Dear Frankie, Month 3

Dear Frankie,

Friday just gone you became 1/4 year old, by Jove. Yeah cuteness this and yeah beautiful that. Yesterday your mother cooked us a great roast pork and we really could have substituted that meat by popping you in that oven instead, you’re so edible. Crikey me, you overwhelm us. You’re vital stats as they stand:

Height: 61cms
Weight: 5.58kg
Eye colour: Prussian blue
Hair colour: Brown waning to light brown
Smile: Killer

I’m so sorry to have to let you know this but we’re getting a lot of people tell us that you look very much like me. What, that vacant, slightly podgy look? And insult to injury: there’s a chance you’ve inherited my left-handedness. Over the past month you’ve been learning to locate your mouth, so you’re spending less time poking yourself in the eye and more time hitting the jackpot with your left thumb. But maybe you’re cack-ambidextrous-handed though because I just got off the phone to your Ma who said that you were lying on the bed with both thumbs in your mouth.

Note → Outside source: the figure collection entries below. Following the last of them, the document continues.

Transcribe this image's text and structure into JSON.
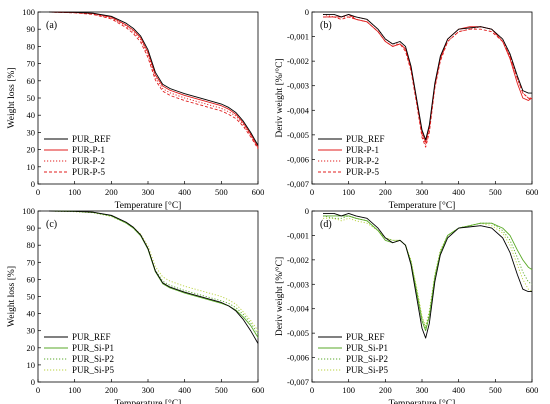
{
  "chart_data": [
    {
      "type": "line",
      "panel_label": "(a)",
      "xlabel": "Temperature [°C]",
      "ylabel": "Weight loss [%]",
      "xlim": [
        0,
        600
      ],
      "ylim": [
        0,
        100
      ],
      "xticks": [
        0,
        100,
        200,
        300,
        400,
        500,
        600
      ],
      "yticks": [
        0,
        10,
        20,
        30,
        40,
        50,
        60,
        70,
        80,
        90,
        100
      ],
      "grid": false,
      "legend_position": "bottom-left",
      "x": [
        30,
        100,
        150,
        200,
        240,
        260,
        280,
        300,
        320,
        340,
        360,
        380,
        400,
        450,
        500,
        520,
        540,
        560,
        580,
        600
      ],
      "series": [
        {
          "name": "PUR_REF",
          "color": "#000000",
          "dash": "solid",
          "values": [
            100,
            99.8,
            99.3,
            97.5,
            93.5,
            90.5,
            86,
            78,
            65,
            58,
            55.5,
            54,
            52.5,
            49.5,
            46.5,
            44.5,
            41.5,
            36.5,
            30,
            22.5
          ]
        },
        {
          "name": "PUR-P-1",
          "color": "#e01c1c",
          "dash": "solid",
          "values": [
            100,
            99.7,
            99.1,
            97,
            92.5,
            89.5,
            85,
            76.5,
            63.5,
            57,
            54.5,
            53,
            51.5,
            48.5,
            45.5,
            43.5,
            40.5,
            35.5,
            29,
            21.5
          ]
        },
        {
          "name": "PUR-P-2",
          "color": "#e01c1c",
          "dash": "dot",
          "values": [
            100,
            99.6,
            98.9,
            96.5,
            92,
            88.5,
            84,
            75,
            62,
            55.5,
            53,
            51.5,
            50,
            47,
            44,
            42,
            39.5,
            34.5,
            28.5,
            21
          ]
        },
        {
          "name": "PUR-P-5",
          "color": "#e01c1c",
          "dash": "dash",
          "values": [
            100,
            99.5,
            98.6,
            96,
            91,
            87.5,
            82.5,
            73.5,
            60.5,
            54,
            51.5,
            50,
            48.5,
            45.5,
            42.5,
            40.5,
            38,
            33.5,
            27.5,
            20.5
          ]
        }
      ]
    },
    {
      "type": "line",
      "panel_label": "(b)",
      "xlabel": "Temperature [°C]",
      "ylabel": "Deriv weight [%/°C]",
      "xlim": [
        0,
        600
      ],
      "ylim": [
        -0.007,
        0
      ],
      "xticks": [
        0,
        100,
        200,
        300,
        400,
        500,
        600
      ],
      "yticks": [
        0,
        -0.001,
        -0.002,
        -0.003,
        -0.004,
        -0.005,
        -0.006,
        -0.007
      ],
      "ytick_labels": [
        "0",
        "-0,001",
        "-0,002",
        "-0,003",
        "-0,004",
        "-0,005",
        "-0,006",
        "-0,007"
      ],
      "grid": false,
      "legend_position": "bottom-left",
      "x": [
        30,
        60,
        80,
        100,
        120,
        150,
        180,
        200,
        220,
        240,
        255,
        270,
        285,
        300,
        310,
        320,
        335,
        350,
        370,
        400,
        430,
        460,
        490,
        520,
        540,
        560,
        575,
        590,
        600
      ],
      "series": [
        {
          "name": "PUR_REF",
          "color": "#000000",
          "dash": "solid",
          "values": [
            -0.0001,
            -0.0001,
            -0.0002,
            -0.0001,
            -0.0002,
            -0.0003,
            -0.0007,
            -0.0011,
            -0.0013,
            -0.0012,
            -0.0014,
            -0.0022,
            -0.0035,
            -0.0048,
            -0.0052,
            -0.0046,
            -0.0029,
            -0.0018,
            -0.0011,
            -0.0007,
            -0.00065,
            -0.0006,
            -0.0007,
            -0.0011,
            -0.0017,
            -0.0026,
            -0.0032,
            -0.0033,
            -0.0033
          ]
        },
        {
          "name": "PUR-P-1",
          "color": "#e01c1c",
          "dash": "solid",
          "values": [
            -0.0002,
            -0.0002,
            -0.0002,
            -0.0001,
            -0.0003,
            -0.0004,
            -0.0008,
            -0.0012,
            -0.0014,
            -0.0013,
            -0.0015,
            -0.0023,
            -0.0036,
            -0.0049,
            -0.0053,
            -0.0047,
            -0.003,
            -0.0019,
            -0.0011,
            -0.0007,
            -0.0006,
            -0.0006,
            -0.0007,
            -0.0012,
            -0.0019,
            -0.0029,
            -0.0035,
            -0.0036,
            -0.0035
          ]
        },
        {
          "name": "PUR-P-2",
          "color": "#e01c1c",
          "dash": "dot",
          "values": [
            -0.0001,
            -0.0002,
            -0.0002,
            -0.0002,
            -0.0002,
            -0.0003,
            -0.0007,
            -0.0011,
            -0.0013,
            -0.0013,
            -0.0015,
            -0.0023,
            -0.0036,
            -0.005,
            -0.0054,
            -0.0048,
            -0.003,
            -0.0019,
            -0.0012,
            -0.0008,
            -0.0007,
            -0.0006,
            -0.0007,
            -0.0011,
            -0.0018,
            -0.0027,
            -0.0033,
            -0.0035,
            -0.0035
          ]
        },
        {
          "name": "PUR-P-5",
          "color": "#e01c1c",
          "dash": "dash",
          "values": [
            -0.0002,
            -0.0002,
            -0.0003,
            -0.0002,
            -0.0003,
            -0.0004,
            -0.0008,
            -0.0012,
            -0.0014,
            -0.0013,
            -0.0016,
            -0.0024,
            -0.0037,
            -0.0051,
            -0.0055,
            -0.0049,
            -0.0031,
            -0.002,
            -0.0012,
            -0.0008,
            -0.0007,
            -0.0007,
            -0.0008,
            -0.0012,
            -0.0018,
            -0.0027,
            -0.0033,
            -0.0035,
            -0.0036
          ]
        }
      ]
    },
    {
      "type": "line",
      "panel_label": "(c)",
      "xlabel": "Temperature [°C]",
      "ylabel": "Weight loss [%]",
      "xlim": [
        0,
        600
      ],
      "ylim": [
        0,
        100
      ],
      "xticks": [
        0,
        100,
        200,
        300,
        400,
        500,
        600
      ],
      "yticks": [
        0,
        10,
        20,
        30,
        40,
        50,
        60,
        70,
        80,
        90,
        100
      ],
      "grid": false,
      "legend_position": "bottom-left",
      "x": [
        30,
        100,
        150,
        200,
        240,
        260,
        280,
        300,
        320,
        340,
        360,
        380,
        400,
        450,
        500,
        520,
        540,
        560,
        580,
        600
      ],
      "series": [
        {
          "name": "PUR_REF",
          "color": "#000000",
          "dash": "solid",
          "values": [
            100,
            99.8,
            99.3,
            97.5,
            93.5,
            90.5,
            86,
            78,
            65,
            58,
            55.5,
            54,
            52.5,
            49.5,
            46.5,
            44.5,
            41.5,
            36.5,
            30,
            22.5
          ]
        },
        {
          "name": "PUR_Si-P1",
          "color": "#5aaa28",
          "dash": "solid",
          "values": [
            100,
            99.8,
            99.2,
            97.2,
            93,
            90,
            85.5,
            77.5,
            64.5,
            57.5,
            55,
            53.5,
            52,
            49,
            46,
            44.5,
            42,
            38,
            33,
            26
          ]
        },
        {
          "name": "PUR_Si-P2",
          "color": "#5aaa28",
          "dash": "dot",
          "values": [
            100,
            99.7,
            99.1,
            97,
            93,
            90,
            85.5,
            78,
            65.5,
            59,
            56.5,
            55,
            53.5,
            50.5,
            47.5,
            46,
            43.5,
            39.5,
            34.5,
            28
          ]
        },
        {
          "name": "PUR_Si-P5",
          "color": "#b8d23c",
          "dash": "dot",
          "values": [
            100,
            99.6,
            99,
            96.8,
            93,
            90.5,
            86.5,
            79.5,
            67.5,
            61.5,
            59,
            57.5,
            56,
            53,
            50,
            48,
            45.5,
            41,
            36,
            30
          ]
        }
      ]
    },
    {
      "type": "line",
      "panel_label": "(d)",
      "xlabel": "Temperature [°C]",
      "ylabel": "Deriv weight [%/°C]",
      "xlim": [
        0,
        600
      ],
      "ylim": [
        -0.007,
        0
      ],
      "xticks": [
        0,
        100,
        200,
        300,
        400,
        500,
        600
      ],
      "yticks": [
        0,
        -0.001,
        -0.002,
        -0.003,
        -0.004,
        -0.005,
        -0.006,
        -0.007
      ],
      "ytick_labels": [
        "0",
        "-0,001",
        "-0,002",
        "-0,003",
        "-0,004",
        "-0,005",
        "-0,006",
        "-0,007"
      ],
      "grid": false,
      "legend_position": "bottom-left",
      "x": [
        30,
        60,
        80,
        100,
        120,
        150,
        180,
        200,
        220,
        240,
        255,
        270,
        285,
        300,
        310,
        320,
        335,
        350,
        370,
        400,
        430,
        460,
        490,
        520,
        540,
        560,
        575,
        590,
        600
      ],
      "series": [
        {
          "name": "PUR_REF",
          "color": "#000000",
          "dash": "solid",
          "values": [
            -0.0001,
            -0.0001,
            -0.0002,
            -0.0001,
            -0.0002,
            -0.0003,
            -0.0007,
            -0.0011,
            -0.0013,
            -0.0012,
            -0.0014,
            -0.0022,
            -0.0035,
            -0.0048,
            -0.0052,
            -0.0046,
            -0.0029,
            -0.0018,
            -0.0011,
            -0.0007,
            -0.00065,
            -0.0006,
            -0.0007,
            -0.0011,
            -0.0017,
            -0.0026,
            -0.0032,
            -0.0033,
            -0.0033
          ]
        },
        {
          "name": "PUR_Si-P1",
          "color": "#5aaa28",
          "dash": "solid",
          "values": [
            -0.0002,
            -0.0002,
            -0.0002,
            -0.0002,
            -0.0003,
            -0.0004,
            -0.0008,
            -0.0012,
            -0.0013,
            -0.0012,
            -0.0014,
            -0.0021,
            -0.0033,
            -0.0045,
            -0.0049,
            -0.0043,
            -0.0027,
            -0.0017,
            -0.001,
            -0.0007,
            -0.0006,
            -0.0005,
            -0.0005,
            -0.0007,
            -0.001,
            -0.0016,
            -0.002,
            -0.0023,
            -0.0024
          ]
        },
        {
          "name": "PUR_Si-P2",
          "color": "#5aaa28",
          "dash": "dot",
          "values": [
            -0.0002,
            -0.0003,
            -0.0003,
            -0.0002,
            -0.0003,
            -0.0004,
            -0.0008,
            -0.0011,
            -0.0012,
            -0.0012,
            -0.0014,
            -0.0021,
            -0.0032,
            -0.0044,
            -0.0048,
            -0.0042,
            -0.0027,
            -0.0017,
            -0.001,
            -0.0007,
            -0.0006,
            -0.0005,
            -0.0005,
            -0.0008,
            -0.0012,
            -0.0019,
            -0.0025,
            -0.0029,
            -0.003
          ]
        },
        {
          "name": "PUR_Si-P5",
          "color": "#b8d23c",
          "dash": "dot",
          "values": [
            -0.0003,
            -0.0003,
            -0.0004,
            -0.0003,
            -0.0004,
            -0.0005,
            -0.0008,
            -0.0011,
            -0.0012,
            -0.0012,
            -0.0014,
            -0.002,
            -0.0031,
            -0.0043,
            -0.0047,
            -0.0041,
            -0.0026,
            -0.0016,
            -0.001,
            -0.0007,
            -0.0006,
            -0.0005,
            -0.0006,
            -0.0009,
            -0.0014,
            -0.0022,
            -0.0028,
            -0.0032,
            -0.0033
          ]
        }
      ]
    }
  ]
}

In fact, you’re becoming more orally fixated as the days roll on. You’re going to have to learn that when we go to kiss you, it’s wrong to try and slip your tongue in my or Mummy’s mouth. In a similar trend and following on from your regular puking on us, the other day as we were getting into the bath you treated me to a golden shower. Now, I love you Frankie, just not in that way.

Since I last wrote, your first Christmas and New Year’s have come and gone. You slept most of the way through xmas day, coincidentally falling asleep soon after I’d fed you a finger-tip of champagne. New Year’s was spent with your cheggers Auntie Em and Uncle Neil down in Brighthelmstone. We’re very excited about Emmah’s news, you’ll (your imminent cousin and you) even be in the same academic year. It’s just a shame their littl’n won’t be in the higher streamed sets with you.

Last weekend we journeyed over to Cheltenham introduce you to your first suitor, the robust and rather gentlemanly Finn Harrison. You also met your Great Grandma who told you that “this would probably be the only time we’d meet”, which was cheery.

Leaving to go to work continues to be the worst part of my day. Especially if you’re lying there post-feed wrapped up on Mummy, is not easy. When you wake up, you’ll normally have a good stretch then roll into a ball just like a woodlouse protecting herself. Your waking day is mainly spent observing and drooling. And the amount you dribble now has become a bit torrential so your chin, neck and vest are constantly damp. You’re not far off being too big for your moses-like basket and there’s already a bag of your cast-off clothes. Sometimes you look more like a little lady now and less of a baby.

Night times after you’ve just been laid down, your beautiful mother and I will lie in bed, biting our fists to stifle the giggles. Your legs are up at right angles so we can see only them above the parapet of your pit whilst you slurp, suck, blurt and fart away. Last night I read you a story about a rabbit, a cat and a dog. I thought you’d appreciate me doing impressions of the sounds they make. I’m sorry that I made you jump so that you starting crying when I barked like the dog. Naughty doggy.
Everyone remarks upon your electric hairdo and then how easygoing, quiet and well-behaved you are. But you are Frankie, you’ve really hit the nail on the head. Surely babies aren’t supposed to be this good.